Perhaps the Latvians - like all of our sister churches that emerged from behind the Iron Curtain - have a different perspective about their faith than many Americans, having suffered persecution and martyrdom within living memory. There is a seriousness and a sense of continuity that stretches back before the days of the Soviet Union, an organic connection to not only the Reformation, but the church of the Middle Ages, the church that survived the fall of Rome, the church that suffered under the Caesars, and the church of the apostles themselves.
In our sister church of Latvia, one doesn’t find pastors in sports jerseys at the altar. One doesn’t find a rock band on a stage replacing altar, font, and pulpit. Maybe that kind of thing would seem flippant in a cathedral built in 1211 and in churches under the archbishop’s oversight - in which some of the worshipers survived Gulag camps on account of their faith. Maybe suffering produces a desire for dignity, decorum, and continuity instead of entertainment and an iconoclastic severance from our brothers and sisters of ages past.
Some may think this is all about copes and miters. It isn’t. For those things are not the essence of the church. Our Evangelical Catholic confession of Jesus, God and Man, His blood shed on the cross, and our justification by grace through faith as testified by the Scriptures remains central. And in fact, the one time I had the pleasure to meet the archbishop, he was wearing jeans and a tee shirt - and it was entirely appropriate to that time and place.

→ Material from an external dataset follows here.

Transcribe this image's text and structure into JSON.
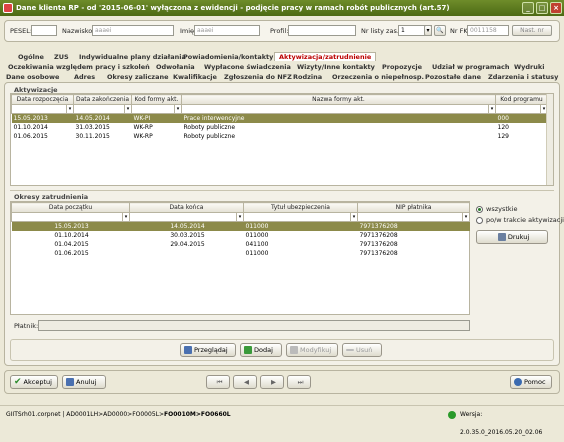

But in the time and place of the Divine Services of the Church, in preaching and administering the Holy Sacraments, it is fitting that we be dignified, confessing not only the awesome majesty of our King as His ministers, but also to the apostolic continuity of the church through the rise and fall of kingdoms and empires. How ironic that it may not be a tyrannical regime that does the most damage to souls and in weakening our ties to the apostles in our own country, but rather a decadent culture that lusts for immediate gratification, shallowness, and 24/7 entertainment.
Thank you, dear brothers and sisters in Latvia! We are honored to be in fellowship with you. Thank you, Archbishop Jānis Vanags for your decades of faithful service, and your ongoing ministry in the one holy catholic and apostolic church. And thank you, Archbishop Rinalds Grants, for saying “yes” to the call of the Lord to take up the crosier, to stand in continuity, and to shepherd your flock! May the Lord grant you faithfulness, steadfastness, and many years of ministry!